Fourth International Workshop on
The University of Hertfordshire is pleased to host the 4th International Workshop on Guided Self-Organization, September 8-10, 2011. Please join us!
Research Aims and Topics
The goal of Guided Self-Organization (GSO) is to leverage the strengths of self-organization while still being able to direct the outcome of the self-organizing process. The GSO-2011 workshop will bring together invited experts and researchers in self-organizing systems, with particular emphasis on the information- and graph-theoretic foundations of GSO and the information dynamics of cognitive systems.
A number of attempts have been made to formalize aspects of GSO within information theory and dynamical systems: empowerment, information-driven evolution, robust overdesign, reinforcement-driven homeokinesis, predictive information-based homeokinesis, interactive learning, etc. What is common to many examples of GSO is the characterization of a system-environment loop (e.g., sensorimotor or perception-action loop) in information-theoretic terms. For instance, given an agent's behavior, the empowerment measures the amount of Shannon information that the agent can "inject into" its sensors through the environment, affecting future actions and future perceptions. On the other hand, maximization of the predictive information or excess entropy during a time interval enables an adaptive/evolutionary change in controllers' logic in such a way that the system becomes coordinated.
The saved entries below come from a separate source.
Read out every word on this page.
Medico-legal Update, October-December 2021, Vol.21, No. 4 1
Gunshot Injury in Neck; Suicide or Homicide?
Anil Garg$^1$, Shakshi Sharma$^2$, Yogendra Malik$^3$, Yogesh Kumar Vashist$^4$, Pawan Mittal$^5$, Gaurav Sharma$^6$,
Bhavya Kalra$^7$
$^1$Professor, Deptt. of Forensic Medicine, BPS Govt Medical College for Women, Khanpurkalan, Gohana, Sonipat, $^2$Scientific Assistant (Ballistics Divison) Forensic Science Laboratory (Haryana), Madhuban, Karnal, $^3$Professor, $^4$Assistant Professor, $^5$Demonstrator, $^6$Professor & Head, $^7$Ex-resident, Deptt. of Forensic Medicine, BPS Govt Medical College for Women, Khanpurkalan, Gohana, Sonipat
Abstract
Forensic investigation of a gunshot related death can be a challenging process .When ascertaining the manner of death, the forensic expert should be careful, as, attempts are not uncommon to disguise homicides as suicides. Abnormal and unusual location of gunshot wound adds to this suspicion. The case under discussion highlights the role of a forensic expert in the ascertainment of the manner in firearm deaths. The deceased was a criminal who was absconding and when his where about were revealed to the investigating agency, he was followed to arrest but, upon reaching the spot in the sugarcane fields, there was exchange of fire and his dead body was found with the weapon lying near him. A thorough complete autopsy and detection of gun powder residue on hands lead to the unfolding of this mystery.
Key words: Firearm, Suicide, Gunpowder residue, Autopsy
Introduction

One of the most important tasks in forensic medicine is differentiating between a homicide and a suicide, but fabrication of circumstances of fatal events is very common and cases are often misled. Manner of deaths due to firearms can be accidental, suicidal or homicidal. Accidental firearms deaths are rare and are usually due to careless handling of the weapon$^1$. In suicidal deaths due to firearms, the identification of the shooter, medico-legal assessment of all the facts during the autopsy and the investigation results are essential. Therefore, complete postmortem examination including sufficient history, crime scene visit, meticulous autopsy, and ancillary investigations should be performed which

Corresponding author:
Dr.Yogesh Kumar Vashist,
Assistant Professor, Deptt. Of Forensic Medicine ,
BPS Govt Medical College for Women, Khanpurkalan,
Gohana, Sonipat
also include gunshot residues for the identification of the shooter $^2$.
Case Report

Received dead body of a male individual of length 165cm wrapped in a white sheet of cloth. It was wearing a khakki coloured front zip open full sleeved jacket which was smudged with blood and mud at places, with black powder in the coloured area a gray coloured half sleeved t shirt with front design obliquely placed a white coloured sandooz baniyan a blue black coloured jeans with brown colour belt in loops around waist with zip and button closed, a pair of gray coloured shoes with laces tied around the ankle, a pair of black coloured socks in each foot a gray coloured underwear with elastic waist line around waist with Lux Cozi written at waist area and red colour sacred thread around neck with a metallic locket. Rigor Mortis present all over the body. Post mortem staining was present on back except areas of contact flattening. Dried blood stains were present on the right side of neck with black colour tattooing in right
Furthermore, methods relying on the use of predictive information in a sensorimotor process may produce explicit learning rules for the agent optimizing its behavior. However, the lack of a broadly applicable mathematical framework across multiple scales and contexts leaves GSO methodology incomplete. Devising such a framework and identifying common principles of guidance are the main themes of GSO workshops.
The workshop program will include 3 days of presentations, each day with three keynote talks (1 hour each), and up to 7 scheduled presentations (30 minutes or more, depending upon the number of accepted talks).
The following topics are of special interest: information-theoretic measures of complexity, graph-theoretic metrics of networks, information-driven self-organization (IDSO), applications of GSO to systems biology, computational neuroscience, cooperative and modular robotics, sensor networks, and cognitive modeling.
Submissions to the workshop are extended abstracts (one page). Authors of accepted submissions will present the content to the workshop. It is expected that post-workshop publication of selected papers will follow in a special journal issue (as has been the case for previous GSO workshops). Selected papers of GSO-2008 were published by the Human Frontier Science Program (HFSP) Journal, in the Special Issue on Guided Self-Organization (full text papers online here). A special issue of Theory in Biosciences is under review with selected papers from GSO-2009. Submissions for a GSO special issue of Advances in Complex Systems are now being solicited.